Ceres and our partners convened the largest group of businesses calling for climate legislation in at least a decade. Their message was loud and clear: Congress must put forward policy responses equal to the severity of the climate crisis including a national price on carbon.
A cascade of new scientific findings and economic research shows the increasingly devastating impacts of climate change on the economy and on communities. The latest National Climate Assessment explains that, even with adaptation measures, climate change is likely to cause $800 billion in damages. Without strong action, that number could rise to as high as $3.6 trillion.
An analysis by Trucost shows that operating margins will turn negative for 46 per cent of companies in the chemicals sector by 2030, because emitting carbon will become too expensive. In the US, climate change could lead to as much as $160 billion in lost wages, as two billion labour hours will be lost annually by 2090 due to temperature extremes.

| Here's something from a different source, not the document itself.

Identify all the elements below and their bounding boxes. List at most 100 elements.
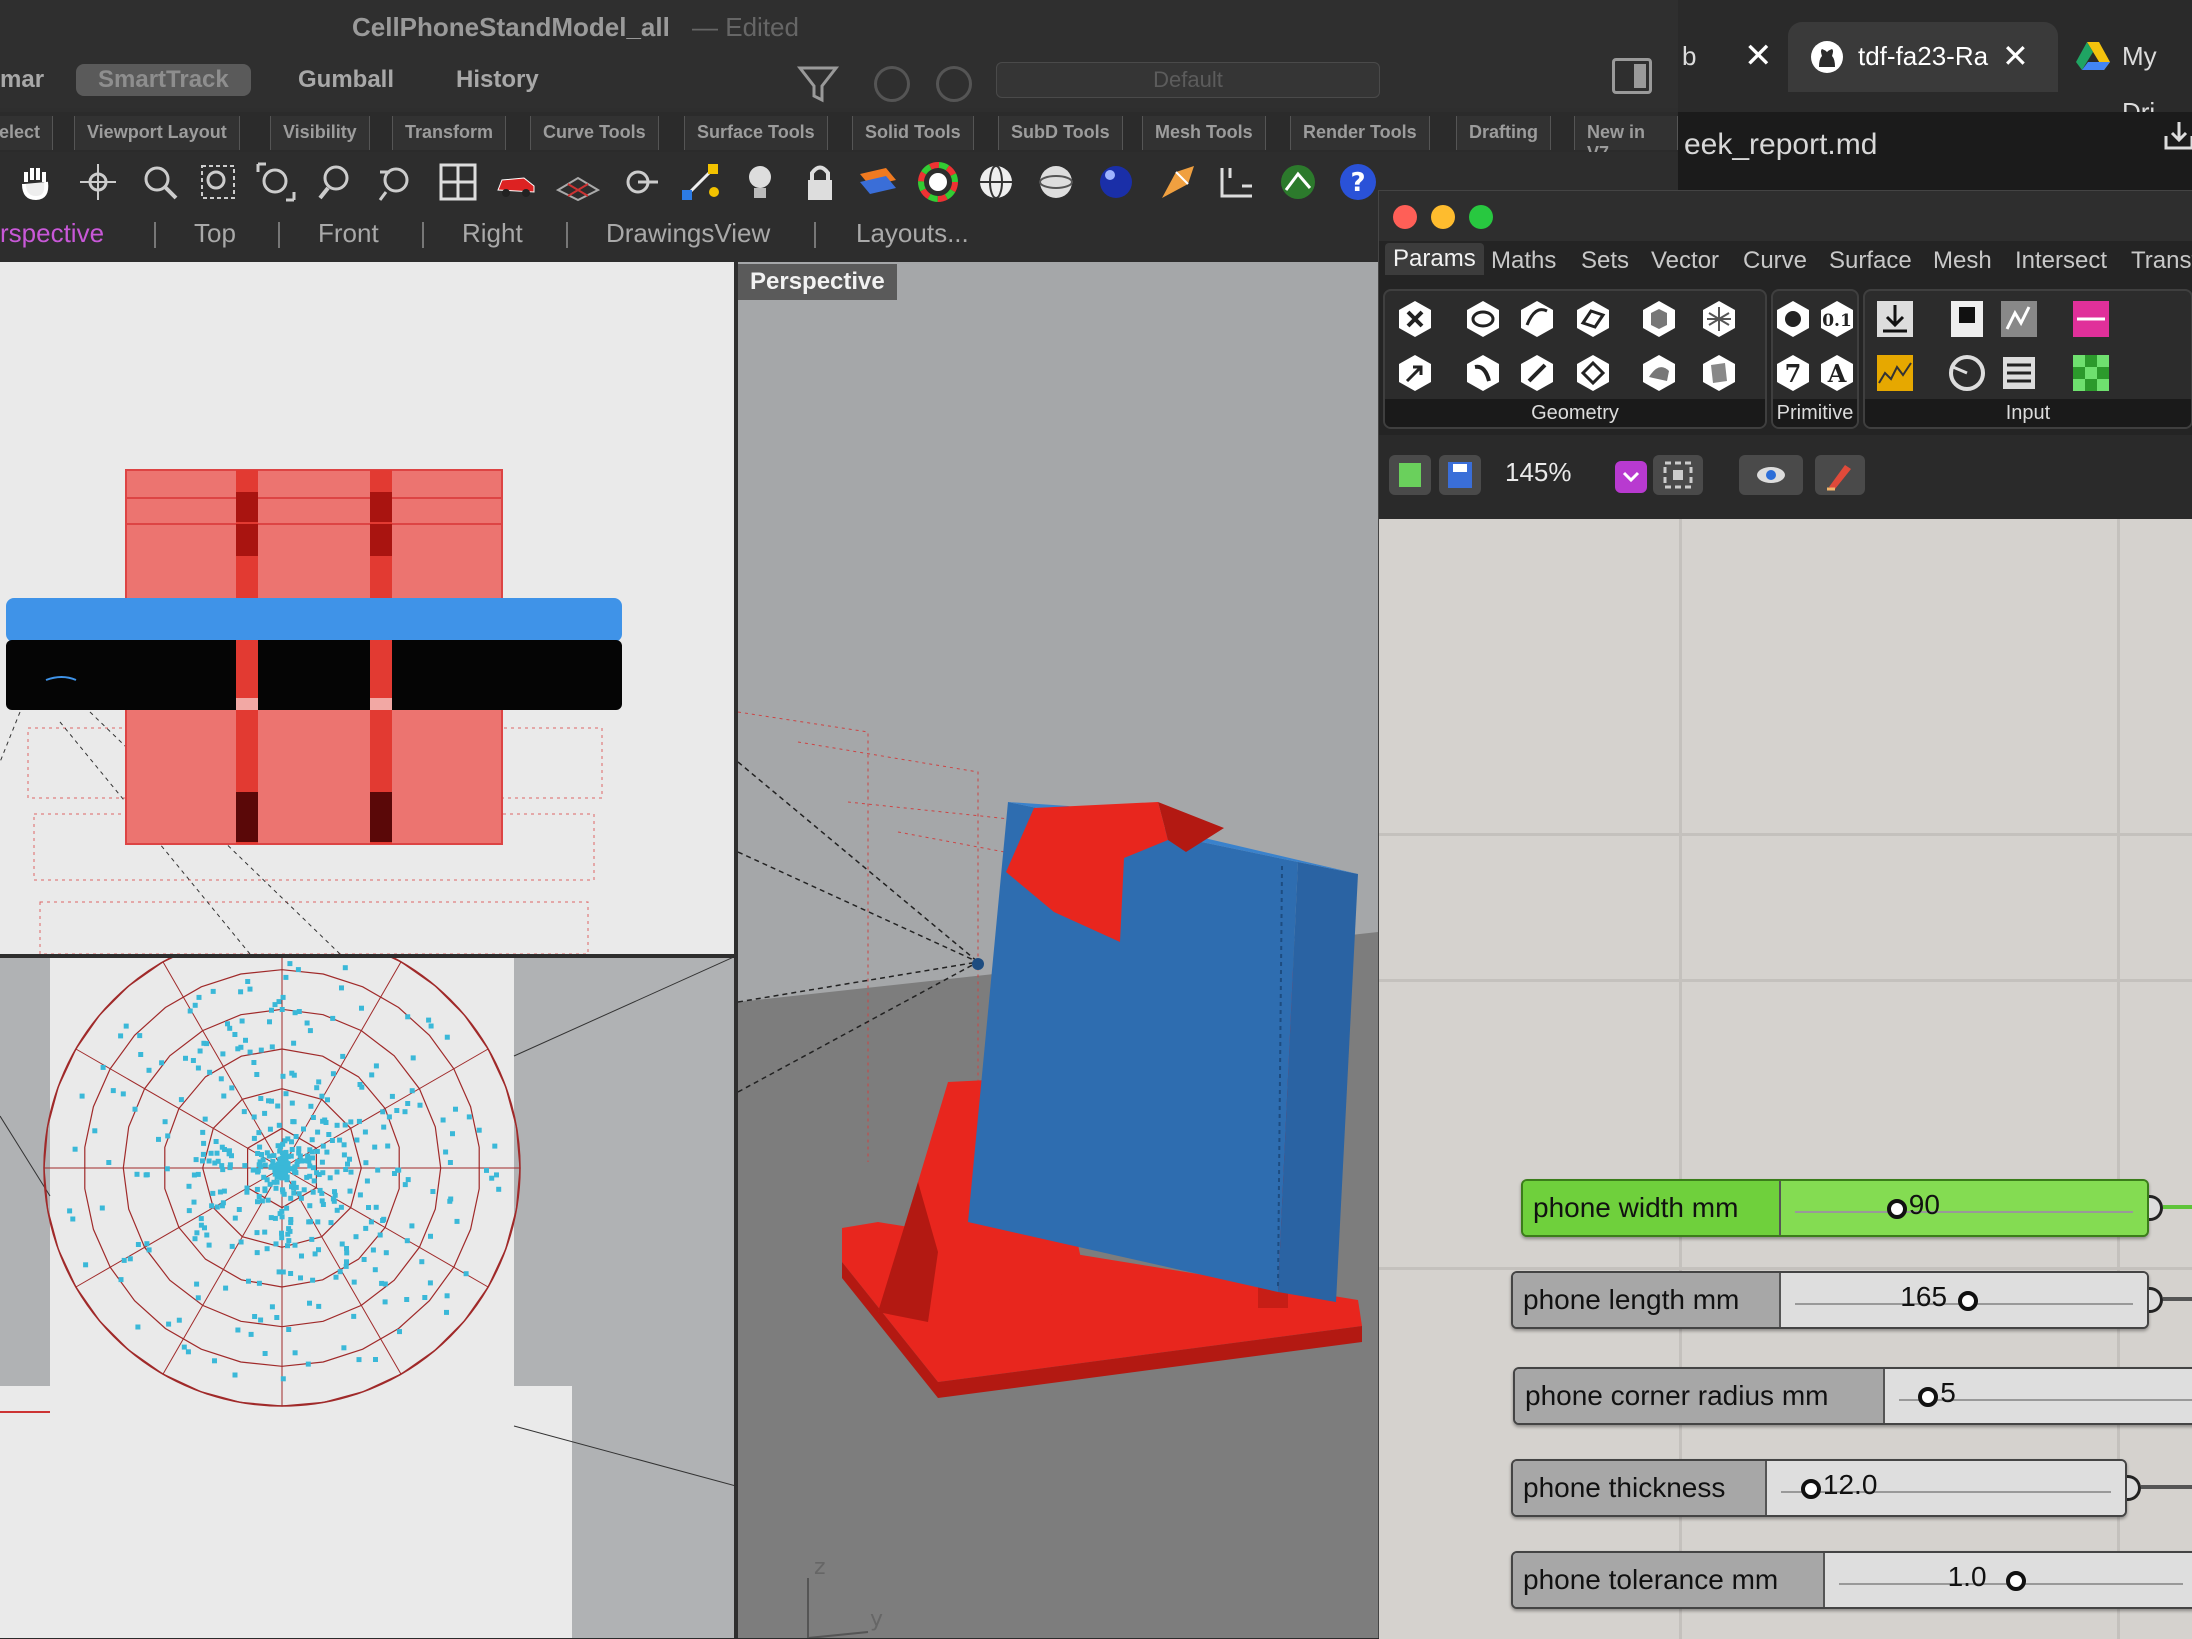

As study after study has made clear, ignoring climate science means accepting enormous economic risks. We must act now to reduce emissions and avoid the worst impacts of climate change.
A well-designed price on carbon is widely considered an essential component of the efforts necessary to meet the climate crisis. The goal of a price on carbon is to address a market failure: greenhouse gas (GHG) emissions have global costs that are currently not borne by the emitter. A carbon price puts a monetary value on those emissions to account for their real social costs, which helps to drive down emissions across the economy.
Investors, companies and the people they serve rely on functioning supply chains, operations, and distribution facilities—and climate change poses significant threats to these elements essential for a profitable business.
Companies recognize this threat and are taking action to accelerate the transition to a low-carbon future by investing in renewable energy and setting GHG reduction targets. However, they cannot tackle to problem without policy solutions from Congress.
An economy-wide price on carbon would create a level playing field as these companies work to protect themselves against the financial risks of climate changes, by allowing companies to decide for themselves the best approach to reducing emissions.
Furthermore, a meaningful national price on carbon would provide the policy certainty investors and companies need to make long-term operational and investment decisions in the United States. As Tim Smith, director of environmental, social and governance (ESG) shareowner engagement at Walden Asset Management, puts it:
Investors are increasingly aware of the dangers of climate change and its impact on companies and our portfolios. We have seen a flood of papers and statements in the last six months, from BlackRock to the Bank of England to our Fed, calling for urgent action. Companies and investors working together have a central role in implementing climate solutions. A price on carbon would create the market signals needed to drive clean energy investments, grow the job market and strengthen the American economy. It is a critical tool in US efforts to address climate change.
Investors and companies agree on the need to implement a national price on carbon. Beyond the 75 investors and companies that gathered on Capitol Hill last month, 415 investors from around the globe—many based in the US and together representing over $32 trillion in assets under management—have called on governments around the world to step up action to tackle climate change, including a meaningful price on carbon.
And, it’s not just the private sector that supports a price on carbon. A March 2018 Gallup poll of registered voters found that 71 per cent of respondents favour a carbon tax on fossil fuel companies and support using the revenue to reduce other taxes.
At last, congressional leaders are hearing the call to act on the climate crisis. More than 80 congressional offices on both sides of the aisle and in both chambers took the time to meet with investors and companies participating in LEAD on Carbon Pricing. Lawmakers and their staffers heard the resounding message on the urgency of the climate challenge and the need for a strong policy response from the federal government.
Now, we need Congress to do more than listen. They must act.
Anne Kelly is the vice president of government relations at Ceres, a sustainability nonprofit organization working with the most influential investors and companies to build leadership and drive solutions throughout the economy.